Ihr seid verwundet; Ihr könnte jetzt nicht zur vordersten Frontlinie aufbrechen“, meinte Eishun ernst. Er machte sich sichtlich Sorgen über Kishoh.

Kouki hingegen meinte frei heraus: „Für einen Verletzten ist es ärgerlich, nichts weiter tun zu können, als die Zeit tot zu schlagen und herum zu trödeln. Während man selbst handlungsunfähig ist, werden die Verbündeten von Premierminister Bu im Kaiserlichen Hof den ersten Zug machen. Allerdings ist dies auch die beste Gelegenheit, diese Kerle zu entlarven und die ganze Bande in einem Zug zu fassen. Majestät, wenn ich so direkt sprechen darf: In Eurem jetzigen Zustand seid Ihr leider eher ein Hindernis für dieses Unterfangen.“

Du scheinst ja mächtig viel Selbstvertrauen zu haben. Denkst du denn wirklich, dass du das schaffen kannst, Kouki?“, fragte Kishoh in herausfordernden Ton, während er sich im Bett aufsetzte.

Aber natürlich“, sagte Kouki mit einem furchtlosen Lachen. „Ihr solltet vorgeben, so schwer verletzt zu wirken wie nur möglich – und Euch in die Rolle des Kranken fügen. Ich brauche dann nur noch Eure Erlaubnis, um die Kaiserliche Eskorte zu führen.“

„… Verstehe.“

Wenn er Kouki nicht vertrauen würde, so hätte Kishoh sein Einverständnis wohl nicht so schnell gegeben. Denn wenn Kouki wirklich mit den Aufständischen sympathisieren würde, könnte er vielleicht gar die Offiziere und Soldaten dazu bringen, dass sie am Ende den Kaiserlichen Palast angriffen.

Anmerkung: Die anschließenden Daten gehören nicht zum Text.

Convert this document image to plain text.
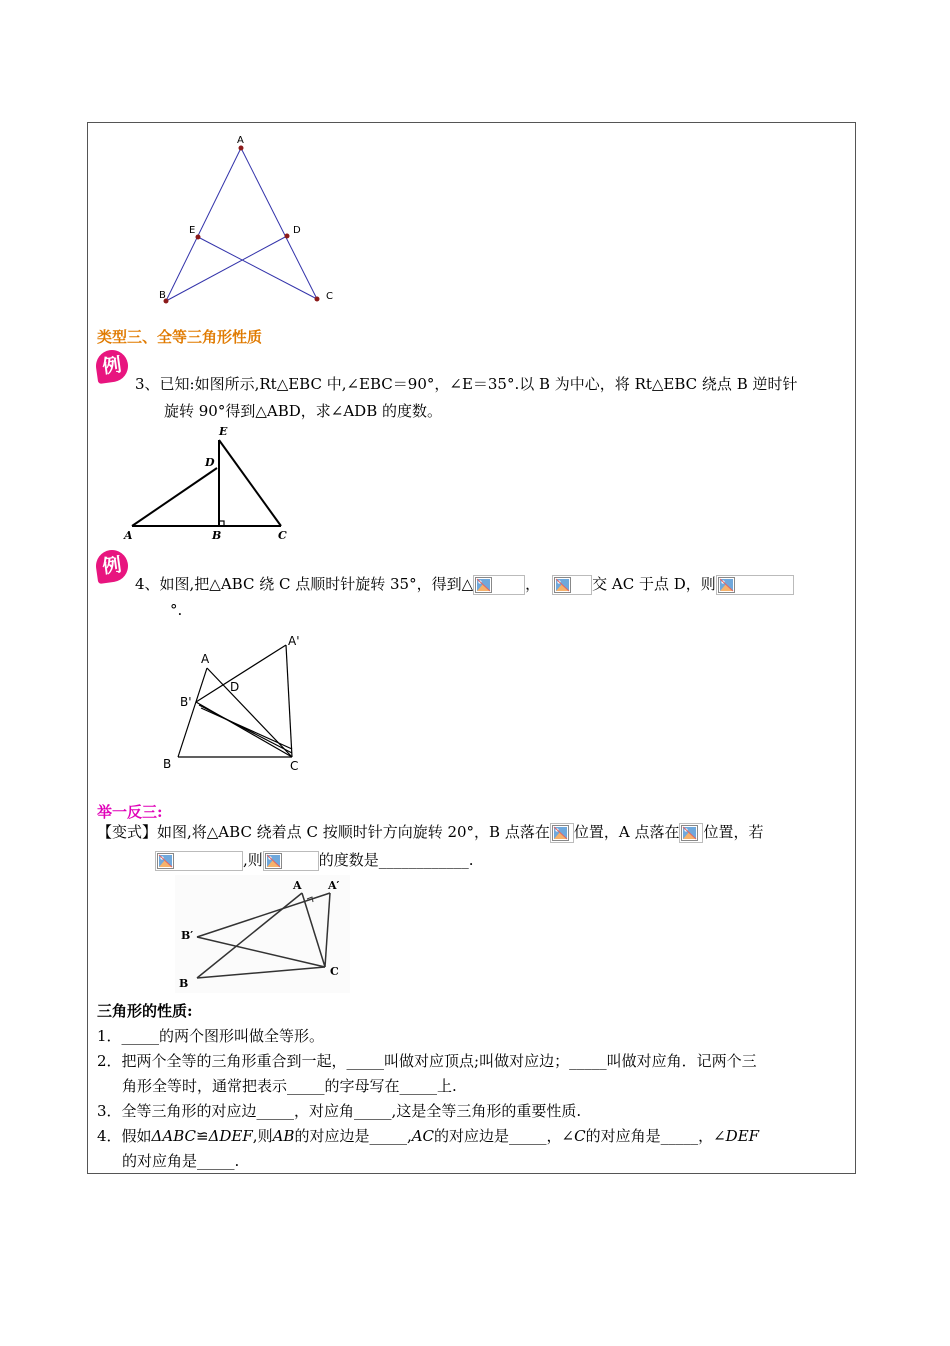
A
E	D
B	C
类型三、全等三角形性质
例
3、已知:如图所示,Rt△EBC 中,∠EBC＝90°，∠E＝35°.以 B 为中心，将 Rt△EBC 绕点 B 逆时针
旋转 90°得到△ABD，求∠ADB 的度数。
E
D
A	B	C
例
4、如图,把△ABC 绕 C 点顺时针旋转 35°，得到△	，	交 AC 于点 D，则
°.
A'
A
D
B'
B	C
举一反三:
【变式】如图,将△ABC 绕着点 C 按顺时针方向旋转 20°，B 点落在 位置，A 点落在 位置，若
,则	的度数是____________.
A A′
B′
B
C
三角形的性质:
1．_____的两个图形叫做全等形。
2．把两个全等的三角形重合到一起，_____叫做对应顶点;叫做对应边；_____叫做对应角．记两个三
角形全等时，通常把表示_____的字母写在_____上.
3．全等三角形的对应边_____，对应角_____,这是全等三角形的重要性质.
4．假如ΔABC≌ΔDEF,则AB的对应边是_____,AC的对应边是_____，∠C的对应角是_____，∠DEF
的对应角是_____.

Kouki war schon drauf und dran, das Schlafgemach zu verlassen, als er sich aber noch einmal zu dem an der Seite wartenden Sekka umwandte.

Ehrwürdige Gemahlin Li, bitte seht zu, dass dieser Verletzte hier nicht sein Schlafgemach verlässt.“

Er warf Kishoh noch ein verschmitztes Lächeln zu und ging dann mit einem Wirbel seiner weiten Robe aus dem Zimmer. Vielleicht lag es daran, dass ihn die bevorstehende Schlacht in ein gewisses Hochgefühl versetzte, aber Kouki wirkte gerade sehr heiter.

Damit schien der Kriegsrat erst einmal zu Ende zu sein. Als Kishoh allen Anwesenden zu winkte, dass sie ihn allein lassen sollen, erinnerte ihn Eishun noch einmal daran, dass er nichts Unvernünftiges tun sollte. Dann verließ auch er den Raum.

In dem großen, weiten Schlafgemach waren nun nur noch Kishoh und Sekka. Vor dem Fenster war der Tag bereits zu einem Ende gekommen und alles wurde in Dunkelheit gehüllt. Wenn es nicht diesen Zwischenfall gegeben hätte, so hätten sie jetzt beim Festessen gesessen, das nach der Besichtigung der Pfingstrosenbäume geplant gewesen war.

Nach dem Angriff hatte Sekka um die Erlaubnis gebeten, Kishoh begleiten zu dürfen, als der zum Shibi-Hof gebracht wurde, um dort medizinisch behandelt zu werden. Allerdings hatte er, da Eishun und Kouki und viele weitere Diener stetig ein und aus gegangen waren, noch nicht mit Kishoh reden können. Er hatte Kishoh auch noch nicht gedankt, dass er ihn gerettet hatte.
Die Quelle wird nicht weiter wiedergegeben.